The no-DAC version is not risk-free. Multiple daily injections carry cumulative injection-site considerations. Any GH secretagogue protocol can push IGF-1 above the upper end of the physiological reference range at higher doses, and elevated IGF-1 for sustained periods warrants tracking. The difference is that the pulsatile profile of no-DAC gives the body's counter-regulatory mechanisms regular opportunities to reassert themselves — somatostatin rises in response to each GH pulse, and between pulses, the system is in a relative reset state. This is not a guarantee against accumulation effects, but it's a structural property of pulsatile signaling that continuous protocols lack.

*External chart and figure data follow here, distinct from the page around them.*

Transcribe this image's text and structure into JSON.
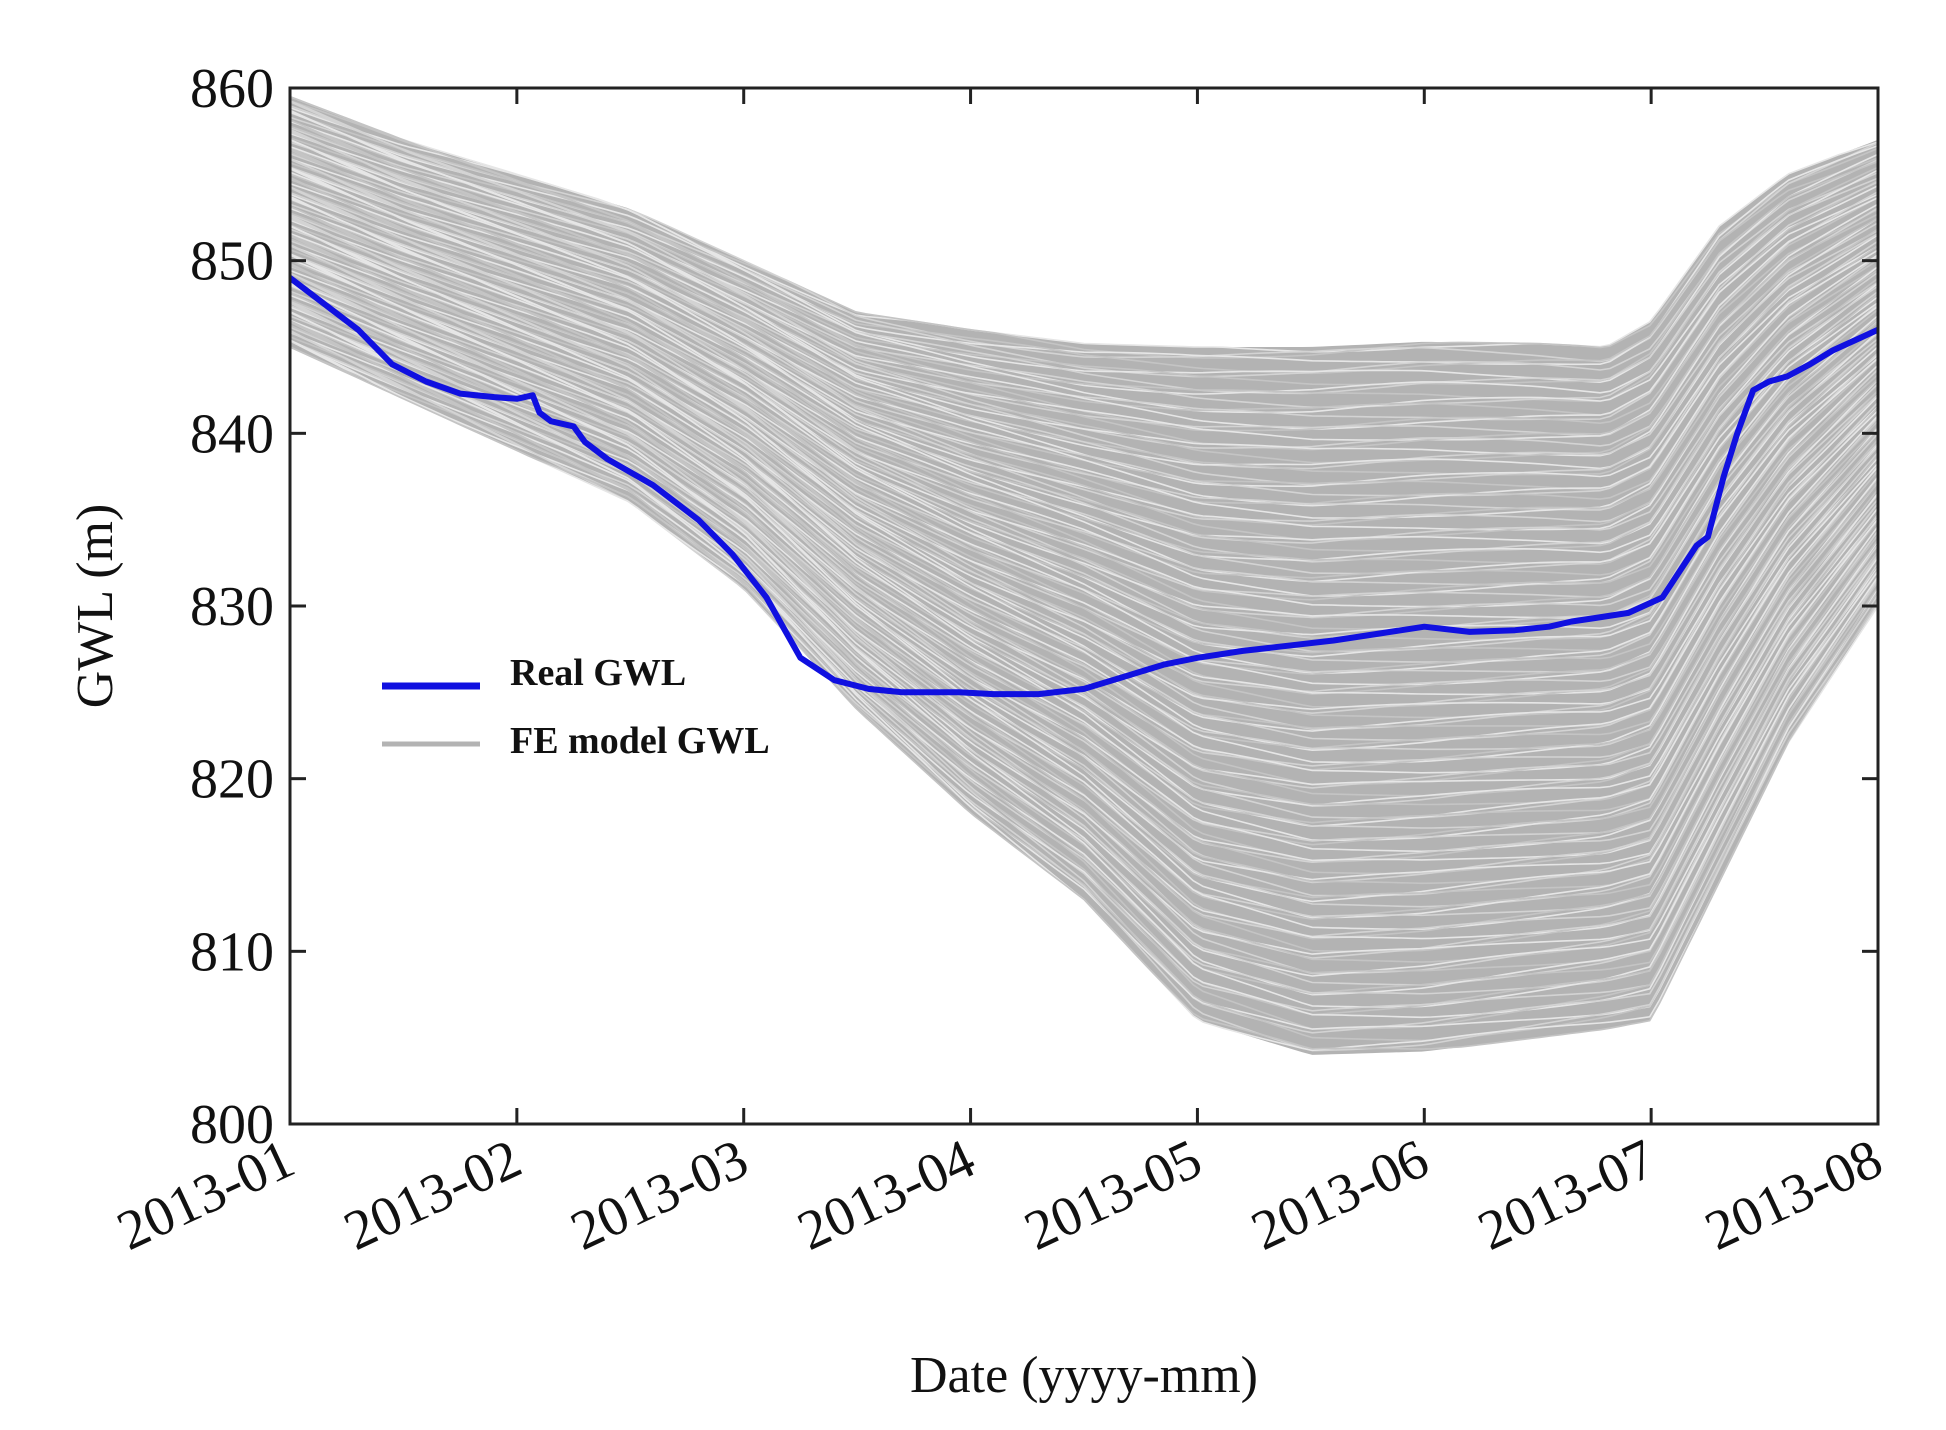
{
  "chart_data": {
    "type": "line",
    "title": "",
    "xlabel": "Date (yyyy-mm)",
    "ylabel": "GWL (m)",
    "ylim": [
      800,
      860
    ],
    "yticks": [
      800,
      810,
      820,
      830,
      840,
      850,
      860
    ],
    "xlim": [
      0,
      7
    ],
    "xticks": [
      {
        "value": 0,
        "label": "2013-01"
      },
      {
        "value": 1,
        "label": "2013-02"
      },
      {
        "value": 2,
        "label": "2013-03"
      },
      {
        "value": 3,
        "label": "2013-04"
      },
      {
        "value": 4,
        "label": "2013-05"
      },
      {
        "value": 5,
        "label": "2013-06"
      },
      {
        "value": 6,
        "label": "2013-07"
      },
      {
        "value": 7,
        "label": "2013-08"
      }
    ],
    "legend": {
      "placement": "center-left",
      "entries": [
        {
          "label": "Real GWL",
          "color": "#1010e0"
        },
        {
          "label": "FE model GWL",
          "color": "#b3b3b3"
        }
      ]
    },
    "series": [
      {
        "name": "Real GWL",
        "color": "#1010e0",
        "x": [
          0,
          0.15,
          0.3,
          0.45,
          0.6,
          0.75,
          0.9,
          1.0,
          1.07,
          1.1,
          1.15,
          1.25,
          1.3,
          1.4,
          1.6,
          1.8,
          1.95,
          2.1,
          2.25,
          2.4,
          2.55,
          2.7,
          2.85,
          2.95,
          3.1,
          3.3,
          3.5,
          3.7,
          3.85,
          4.0,
          4.2,
          4.4,
          4.6,
          4.8,
          5.0,
          5.2,
          5.4,
          5.55,
          5.65,
          5.75,
          5.9,
          6.05,
          6.1,
          6.15,
          6.2,
          6.25,
          6.32,
          6.38,
          6.45,
          6.52,
          6.6,
          6.7,
          6.8,
          6.9,
          7.0
        ],
        "values": [
          849.0,
          847.5,
          846.0,
          844.0,
          843.0,
          842.3,
          842.1,
          842.0,
          842.2,
          841.2,
          840.7,
          840.4,
          839.5,
          838.5,
          837.0,
          835.0,
          833.0,
          830.5,
          827.0,
          825.7,
          825.2,
          825.0,
          825.0,
          825.0,
          824.9,
          824.9,
          825.2,
          826.0,
          826.6,
          827.0,
          827.4,
          827.7,
          828.0,
          828.4,
          828.8,
          828.5,
          828.6,
          828.8,
          829.1,
          829.3,
          829.6,
          830.5,
          831.5,
          832.5,
          833.5,
          834.0,
          837.5,
          840.0,
          842.5,
          843.0,
          843.3,
          844.0,
          844.8,
          845.4,
          846.0
        ]
      }
    ],
    "model_envelope": {
      "name": "FE model GWL",
      "color": "#b3b3b3",
      "x": [
        0,
        0.5,
        1.0,
        1.5,
        2.0,
        2.5,
        3.0,
        3.5,
        4.0,
        4.5,
        5.0,
        5.5,
        5.8,
        6.0,
        6.3,
        6.6,
        7.0
      ],
      "upper": [
        859.5,
        857.0,
        855.0,
        853.0,
        850.0,
        847.0,
        846.0,
        845.2,
        845.0,
        845.0,
        845.3,
        845.2,
        845.0,
        846.5,
        852.0,
        855.0,
        857.0
      ],
      "lower": [
        845.0,
        842.0,
        839.0,
        836.0,
        831.0,
        824.0,
        818.0,
        813.0,
        806.0,
        804.0,
        804.2,
        805.0,
        805.5,
        806.0,
        814.0,
        822.0,
        830.0
      ]
    }
  }
}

Cycling is a conversation that comes up more urgently with the DAC version than with no-DAC. The concern — primarily theoretical but mechanistically grounded — is that sustained GHRH receptor stimulation over months might lead to receptor downregulation, reducing the pituitary's responsiveness to the signal over time. The practical implication is that periodic breaks from the DAC version may preserve long-term efficacy. What "periodic breaks" means in practice — six weeks on, two weeks off; three months on, one month off — is not established by controlled data. It's derived from practitioner experience and conservative application of receptor physiology principles. If you're using the DAC version, this is a question worth raising explicitly with your prescribing provider rather than defaulting to whatever the forum consensus happens to be.
IGF-1 monitoring is not optional on either protocol — it's how you know whether the compound is doing what you're asking it to do, and whether it's doing too much of it. IGF-1 levels that sit consistently in the upper quartile of the age-appropriate reference range represent the target zone for most clinical applications. Levels pushed above the reference range merit dose reduction. Baseline IGF-1 before starting any GH secretagogue protocol, and repeat testing at eight to twelve weeks and periodically thereafter, is the minimum rational monitoring framework. Fasting glucose should be tracked alongside IGF-1 on DAC protocols specifically, given the insulin sensitivity implications.
The decision between DAC and no-DAC is ultimately a question about what you're optimizing for and what you're willing to manage. No-DAC is more physiological, more demanding, and carries a more favorable short-term risk profile. DAC is more convenient, produces more consistent IGF-1 elevation, and requires closer metabolic monitoring. Neither is inherently superior. They're appropriate for different priorities, different lifestyles, and different clinical pictures. That's a conversation that belongs between you and your prescribing provider, with your labs in front of both of you, not a conclusion to be drawn from a forum thread or a vendor's protocol sheet.